He found Jesus in a Georgia jail. His death-row friend, Billy Neal Moore, first opened up the good news of the gospel to him. And from then on, he was known as a peacemaker. He intervened when arguments heated toward violence, and he was the one everybody came to when they needed a calming word. Even the prison staff were grateful to him, because they knew their own lives were a lot safer because of the way Warren McCleskey lived.
"His faith meant everything in life," says Murphy Davis, Georgia director of the Southern Prison Ministry and a member of the Open Door Community in Atlanta, who knew McCleskey for 10 years while he was on death row. "He came out of a life in chaos and ordered everything around his commitment to faith."
That chaos included a mother who sold bootleg corn liquor to help support her seven children, and an abusing stepfather who operated an illegal gambling casino in their home in the "Skid Row" area of Marietta, Georgia.
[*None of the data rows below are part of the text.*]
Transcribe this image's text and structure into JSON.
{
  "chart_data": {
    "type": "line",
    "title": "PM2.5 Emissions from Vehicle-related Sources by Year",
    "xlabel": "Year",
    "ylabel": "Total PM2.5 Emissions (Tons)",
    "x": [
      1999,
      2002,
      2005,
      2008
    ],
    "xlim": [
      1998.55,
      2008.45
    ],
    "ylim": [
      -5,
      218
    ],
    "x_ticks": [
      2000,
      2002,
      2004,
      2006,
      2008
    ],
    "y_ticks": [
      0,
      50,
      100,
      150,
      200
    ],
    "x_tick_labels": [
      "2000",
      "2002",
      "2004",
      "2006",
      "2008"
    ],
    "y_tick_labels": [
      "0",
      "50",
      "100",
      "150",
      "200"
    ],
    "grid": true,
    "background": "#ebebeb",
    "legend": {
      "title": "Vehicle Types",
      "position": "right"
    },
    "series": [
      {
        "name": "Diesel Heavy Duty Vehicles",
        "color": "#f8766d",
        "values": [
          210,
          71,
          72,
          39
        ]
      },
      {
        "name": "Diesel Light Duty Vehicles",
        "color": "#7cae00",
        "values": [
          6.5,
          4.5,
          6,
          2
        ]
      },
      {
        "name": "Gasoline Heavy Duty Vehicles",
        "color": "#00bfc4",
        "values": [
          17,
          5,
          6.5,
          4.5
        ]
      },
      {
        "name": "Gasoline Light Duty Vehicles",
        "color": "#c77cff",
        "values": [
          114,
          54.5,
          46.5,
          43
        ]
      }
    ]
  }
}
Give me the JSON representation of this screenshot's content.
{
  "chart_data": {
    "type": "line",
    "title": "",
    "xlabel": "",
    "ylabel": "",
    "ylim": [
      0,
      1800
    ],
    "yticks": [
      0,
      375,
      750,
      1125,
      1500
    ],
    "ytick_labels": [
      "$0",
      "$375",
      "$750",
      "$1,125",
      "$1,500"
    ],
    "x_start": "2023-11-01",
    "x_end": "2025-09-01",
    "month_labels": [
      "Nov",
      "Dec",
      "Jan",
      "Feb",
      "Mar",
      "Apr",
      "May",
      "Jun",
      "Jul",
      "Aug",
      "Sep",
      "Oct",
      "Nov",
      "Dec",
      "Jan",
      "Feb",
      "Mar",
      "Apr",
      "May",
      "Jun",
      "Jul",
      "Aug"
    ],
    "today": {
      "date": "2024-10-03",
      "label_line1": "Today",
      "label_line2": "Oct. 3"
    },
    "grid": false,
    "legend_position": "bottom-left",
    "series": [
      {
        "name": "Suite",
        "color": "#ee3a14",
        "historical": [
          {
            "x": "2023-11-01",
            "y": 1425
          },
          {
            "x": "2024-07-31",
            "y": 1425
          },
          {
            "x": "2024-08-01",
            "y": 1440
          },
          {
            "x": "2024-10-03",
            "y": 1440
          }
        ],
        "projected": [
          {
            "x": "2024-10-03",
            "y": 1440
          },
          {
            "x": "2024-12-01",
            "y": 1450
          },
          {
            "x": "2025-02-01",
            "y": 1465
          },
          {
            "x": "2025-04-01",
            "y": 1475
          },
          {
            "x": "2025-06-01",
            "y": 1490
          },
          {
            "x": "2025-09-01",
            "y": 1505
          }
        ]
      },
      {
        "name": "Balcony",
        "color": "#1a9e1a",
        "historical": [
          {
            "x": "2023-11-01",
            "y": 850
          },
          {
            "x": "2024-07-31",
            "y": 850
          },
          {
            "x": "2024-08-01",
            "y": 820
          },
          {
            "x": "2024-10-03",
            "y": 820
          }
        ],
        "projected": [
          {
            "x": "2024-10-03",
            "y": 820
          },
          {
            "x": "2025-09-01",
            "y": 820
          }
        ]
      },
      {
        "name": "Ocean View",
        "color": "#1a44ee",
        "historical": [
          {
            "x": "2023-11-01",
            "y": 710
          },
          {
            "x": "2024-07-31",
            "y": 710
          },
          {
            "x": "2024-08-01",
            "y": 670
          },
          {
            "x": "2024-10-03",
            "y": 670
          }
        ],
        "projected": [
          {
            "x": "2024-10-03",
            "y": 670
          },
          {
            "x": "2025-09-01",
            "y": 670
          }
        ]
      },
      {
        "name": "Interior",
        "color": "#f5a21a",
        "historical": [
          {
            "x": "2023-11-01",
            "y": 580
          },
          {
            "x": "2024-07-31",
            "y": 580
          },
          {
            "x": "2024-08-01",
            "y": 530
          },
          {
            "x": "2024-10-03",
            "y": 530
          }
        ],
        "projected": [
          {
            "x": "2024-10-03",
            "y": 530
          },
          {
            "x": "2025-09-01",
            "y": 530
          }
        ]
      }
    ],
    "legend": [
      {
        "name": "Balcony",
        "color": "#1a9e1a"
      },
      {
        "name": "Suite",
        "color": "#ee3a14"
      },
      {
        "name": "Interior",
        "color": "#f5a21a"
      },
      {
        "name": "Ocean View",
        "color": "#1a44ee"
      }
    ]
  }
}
In 1963--a year before Warren graduated from high school--his mother shot his stepfather; the killing was ruled an act of self-defense.
Fifteen years later, on the morning of May 13, 1978, Warren McCleskey, Ben Wright Jr., Bernard Dupree, and David Burney robbed the Dixie Furniture Store in Atlanta. Atlanta police officer Frank Schlatt responded to a silent alarm. Evidence suggests that two bullets from the gun of Ben Wright killed Schlatt.